Whoever manages ABC social media should read the replies to this tweet.

At least the article linked in the tweet (and is visible in preview when viewing via Twitter) follows that guideline and explicitly states an officer shot a 16 year old. But yeah, enough with the ass covering language.

Improved headline:

“Cops Kill Yet Another Kid”

Unspecified charges likely coming this week today for that suburban Minnesota cop who murdered a 20 year old kid.

Washington County is an affluent exurban county (I grew up there! It’s rich and white as fuck!), not the county Brooklyn Center (where the murder happened) is in.

Good. There should be consequences for killing someone like that, even if you believe it was just an accident.

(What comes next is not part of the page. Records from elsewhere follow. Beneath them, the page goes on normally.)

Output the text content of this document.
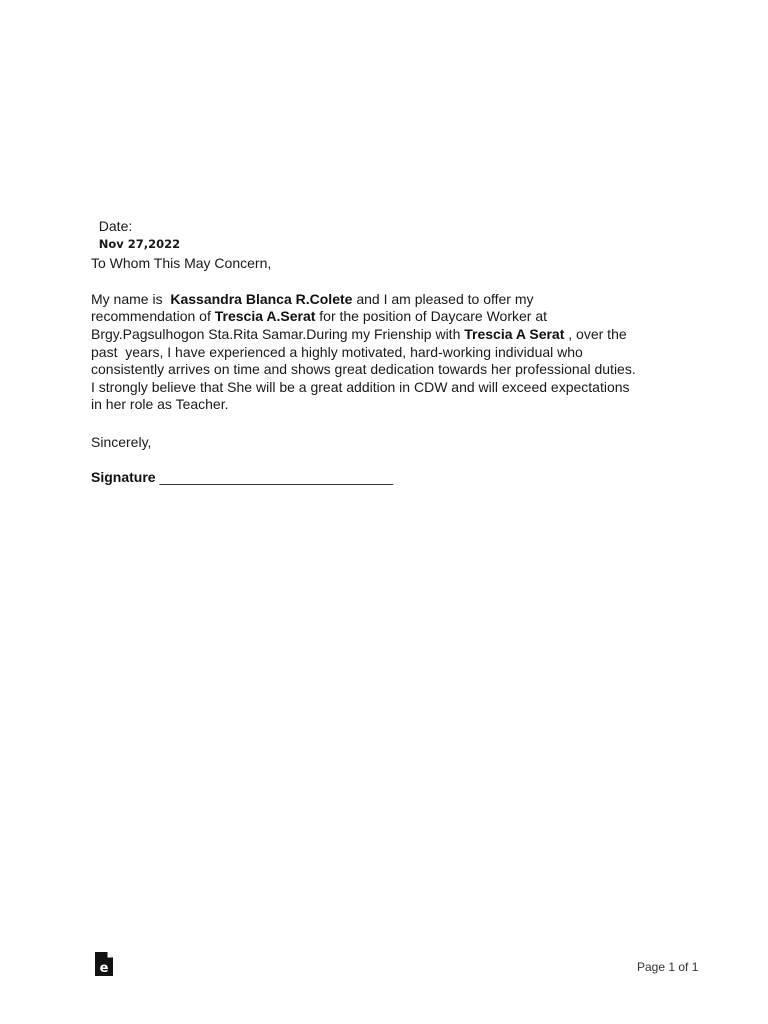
Date:
Nov 27,2022

To Whom This May Concern,
My name is  Kassandra Blanca R.Colete and I am pleased to offer my
recommendation of Trescia A.Serat for the position of Daycare Worker at
Brgy.Pagsulhogon Sta.Rita Samar.During my Frienship with Trescia A Serat , over the
past  years, I have experienced a highly motivated, hard-working individual who
consistently arrives on time and shows great dedication towards her professional duties.
I strongly believe that She will be a great addition in CDW and will exceed expectations
in her role as Teacher.
Sincerely,
Signature ______________________________
e	Page 1 of 1
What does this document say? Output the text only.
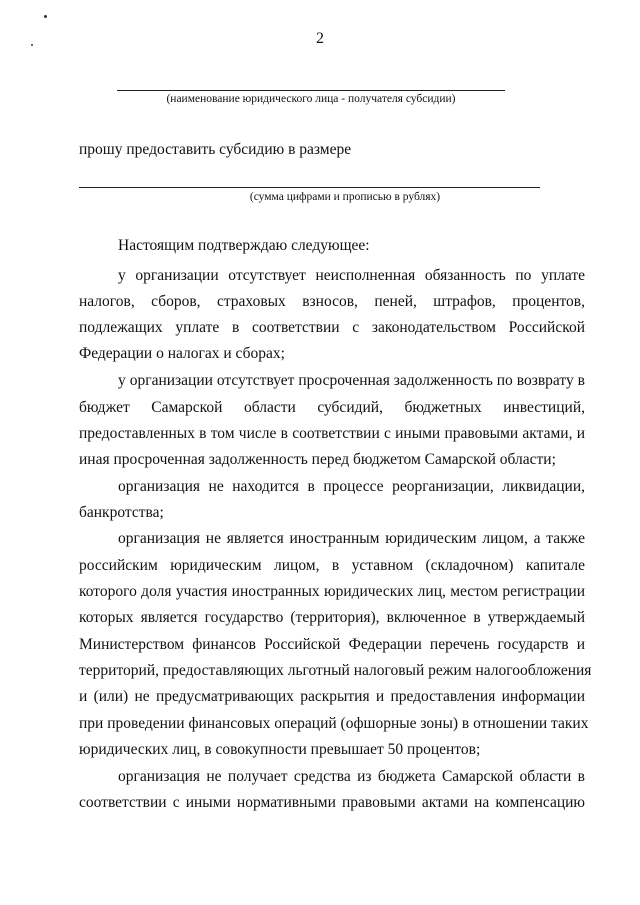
2
(наименование юридического лица - получателя субсидии)
прошу предоставить субсидию в размере
(сумма цифрами и прописью в рублях)
Настоящим подтверждаю следующее:
у организации отсутствует неисполненная обязанность по уплате
налогов, сборов, страховых взносов, пеней, штрафов, процентов,
подлежащих уплате в соответствии с законодательством Российской
Федерации о налогах и сборах;
у организации отсутствует просроченная задолженность по возврату в
бюджет Самарской области субсидий, бюджетных инвестиций,
предоставленных в том числе в соответствии с иными правовыми актами, и
иная просроченная задолженность перед бюджетом Самарской области;
организация не находится в процессе реорганизации, ликвидации,
банкротства;
организация не является иностранным юридическим лицом, а также
российским юридическим лицом, в уставном (складочном) капитале
которого доля участия иностранных юридических лиц, местом регистрации
которых является государство (территория), включенное в утверждаемый
Министерством финансов Российской Федерации перечень государств и
территорий, предоставляющих льготный налоговый режим налогообложения
и (или) не предусматривающих раскрытия и предоставления информации
при проведении финансовых операций (офшорные зоны) в отношении таких
юридических лиц, в совокупности превышает 50 процентов;
организация не получает средства из бюджета Самарской области в
соответствии с иными нормативными правовыми актами на компенсацию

Especially since such an accident could only result from gross negligence.

to me, the most appropiate charge is involuntary manslaughter, perhaps reckless homicide.
Either of those result in jail time, I’d allow the cop to plea down to reckless homicide

The thing is, even if you believe the cop did nothing wrong, they fired a weapon and killed a person, who everyone agrees shouldn’t have been killed.

That merits charges, and a trial. Going to trial doesn’t mean you are guilty, but the victim deserves for it to be investigated and presented to a jury.

In the US it means you have a 72% chance of being found guilty. Prosecutors are expensive and scarce government resources so they don’t take something to trial because it deserves to be investigated and mulled over by a jury. They take things to trial because they think they can win.

Sure, this is fair enough.

2nd degree manslaughter.

Glad that story at least explains the jurisdiction question.

Sounds about right.

Yeah, it can be hugely confusing, because every state has their own (often different) names for various crimes, and descriptions/definitions that can vary in very small ways.

Unless you’re a cop. And especially if the victim isn’t a white dude.

Do you have stats on that? The stat I cited was the overall conviction rate for criminal cases that go to trial. I haven’t seen any stats on whether juries are lenient on cops, I just assumed that due to qualified immunity they weren’t even being charged.

Thanks. Exactly what I was going to reply with.

Don’t forget in cases like this the prosecution basically doesn’t have any option but to prosecute.

Look at how many instances like this that don’t cause a national movement don’t get prosecuted at all.
Now think of all those instances that no one ever even heard about.

Left to their own devices they almost never take these things to court. It’s one of the major complaints about the justice system. DA’s have to work closely with PDs and asking them to also prosecute them is a giant conflict of interest that almost always breaks in favor of the police.

It’s hard to get anyone to believe anything without recorded footage. We need built in cameras we can turn on by blinking.